Tables are the only built-in data structure available in Lua. This is either elegant simplicity or confusing, depending on how you look at it.
A Lua table is a collection of key-value pairs where the keys are unique and neither the key nor the value is nil
. As such, a Lua table can resemble a dictionary, hashmap or associative array from other languages. Many structural patterns can be built with tables: stacks, queues, sets, lists, graphs, etc. Finally, tables can be used to build classes in Lua and to create a module system.
Lua does not enforce any particular rules on how tables are used. The items contained in a table can be a mixture of Lua types. So, for example, one table could contain strings, functions, booleans, numbers, and even other tables as values or keys.
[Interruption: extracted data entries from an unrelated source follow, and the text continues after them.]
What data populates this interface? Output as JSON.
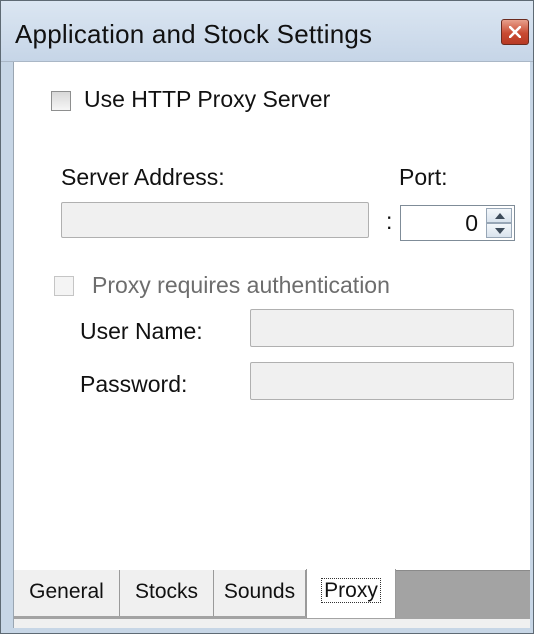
{
  "window": {
    "title": "Application and Stock Settings"
  },
  "proxy": {
    "use_proxy_label": "Use HTTP Proxy Server",
    "use_proxy_checked": false,
    "server_address_label": "Server Address:",
    "server_address_value": "",
    "separator": ":",
    "port_label": "Port:",
    "port_value": "0",
    "auth_label": "Proxy requires authentication",
    "auth_checked": false,
    "username_label": "User Name:",
    "username_value": "",
    "password_label": "Password:",
    "password_value": ""
  },
  "tabs": [
    {
      "label": "General",
      "active": false
    },
    {
      "label": "Stocks",
      "active": false
    },
    {
      "label": "Sounds",
      "active": false
    },
    {
      "label": "Proxy",
      "active": true
    }
  ],
  "colors": {
    "title_bar": "#c6d5e7",
    "close_button": "#c94b32"
  }
}
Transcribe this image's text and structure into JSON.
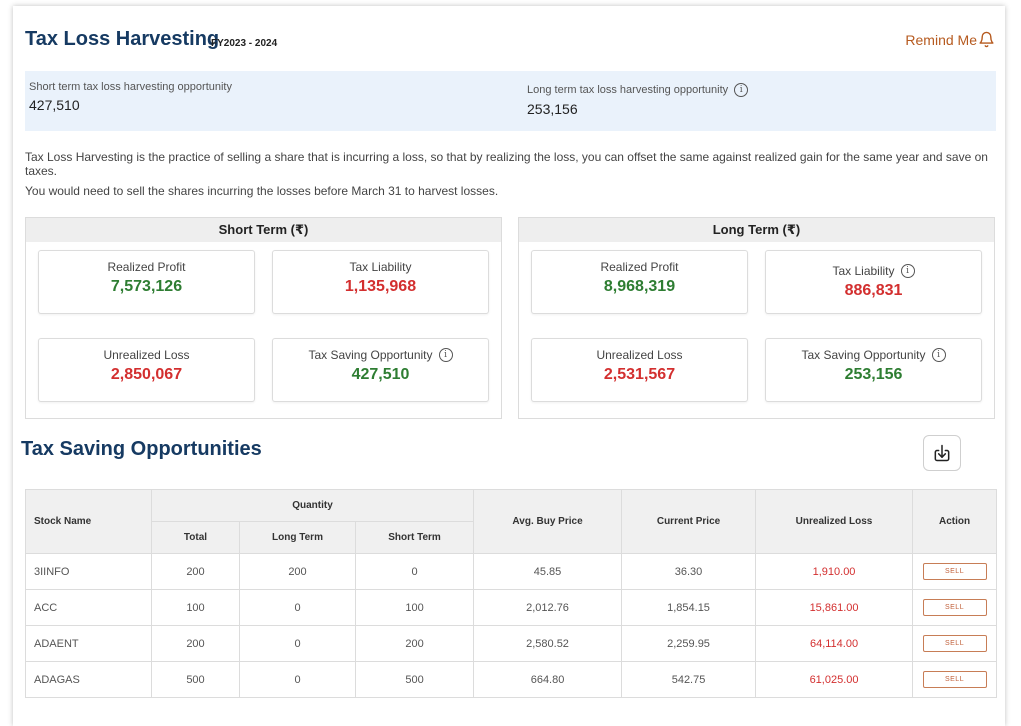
{
  "header": {
    "title": "Tax Loss Harvesting",
    "fy": "FY2023 - 2024",
    "remind_label": "Remind Me"
  },
  "summary": {
    "short_term_label": "Short term tax loss harvesting opportunity",
    "short_term_value": "427,510",
    "long_term_label": "Long term tax loss harvesting opportunity",
    "long_term_value": "253,156"
  },
  "info": {
    "paragraph1": "Tax Loss Harvesting is the practice of selling a share that is incurring a loss, so that by realizing the loss, you can offset the same against realized gain for the same year and save on taxes.",
    "paragraph2": "You would need to sell the shares incurring the losses before March 31 to harvest losses."
  },
  "short_term": {
    "title": "Short Term (₹)",
    "realized_profit_label": "Realized Profit",
    "realized_profit": "7,573,126",
    "tax_liability_label": "Tax Liability",
    "tax_liability": "1,135,968",
    "unrealized_loss_label": "Unrealized Loss",
    "unrealized_loss": "2,850,067",
    "tax_saving_label": "Tax Saving Opportunity",
    "tax_saving": "427,510"
  },
  "long_term": {
    "title": "Long Term (₹)",
    "realized_profit_label": "Realized Profit",
    "realized_profit": "8,968,319",
    "tax_liability_label": "Tax Liability",
    "tax_liability": "886,831",
    "unrealized_loss_label": "Unrealized Loss",
    "unrealized_loss": "2,531,567",
    "tax_saving_label": "Tax Saving Opportunity",
    "tax_saving": "253,156"
  },
  "opportunities": {
    "title": "Tax Saving Opportunities",
    "columns": {
      "stock_name": "Stock Name",
      "quantity": "Quantity",
      "total": "Total",
      "long_term": "Long Term",
      "short_term": "Short Term",
      "avg_buy_price": "Avg. Buy Price",
      "current_price": "Current Price",
      "unrealized_loss": "Unrealized Loss",
      "action": "Action"
    },
    "sell_label": "SELL",
    "rows": [
      {
        "stock": "3IINFO",
        "total": "200",
        "long": "200",
        "short": "0",
        "avg": "45.85",
        "current": "36.30",
        "loss": "1,910.00"
      },
      {
        "stock": "ACC",
        "total": "100",
        "long": "0",
        "short": "100",
        "avg": "2,012.76",
        "current": "1,854.15",
        "loss": "15,861.00"
      },
      {
        "stock": "ADAENT",
        "total": "200",
        "long": "0",
        "short": "200",
        "avg": "2,580.52",
        "current": "2,259.95",
        "loss": "64,114.00"
      },
      {
        "stock": "ADAGAS",
        "total": "500",
        "long": "0",
        "short": "500",
        "avg": "664.80",
        "current": "542.75",
        "loss": "61,025.00"
      }
    ]
  },
  "colors": {
    "title": "#163a62",
    "profit": "#2e7d32",
    "loss": "#d32f2f",
    "accent": "#b65a1f",
    "summary_bg": "#eaf2fb"
  }
}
A Lua table with consecutive positive integer keys beginning with 1 is said to have a sequence. The key-value pairs with positive integer keys are the elements of the sequence. Other languages call this a 1-based array. Certain standard operations and functions only work on the sequence of a table and some have non-deterministic behavior when applied to a table without a sequence.
Setting a value in a table to nil
removes it from the table. Iterators would no longer see the related key. When coding for a table with a sequence, it is important to avoid breaking the sequence; Only remove the last element or use a function, like the standard table.remove
, that shifts elements down to close the gap.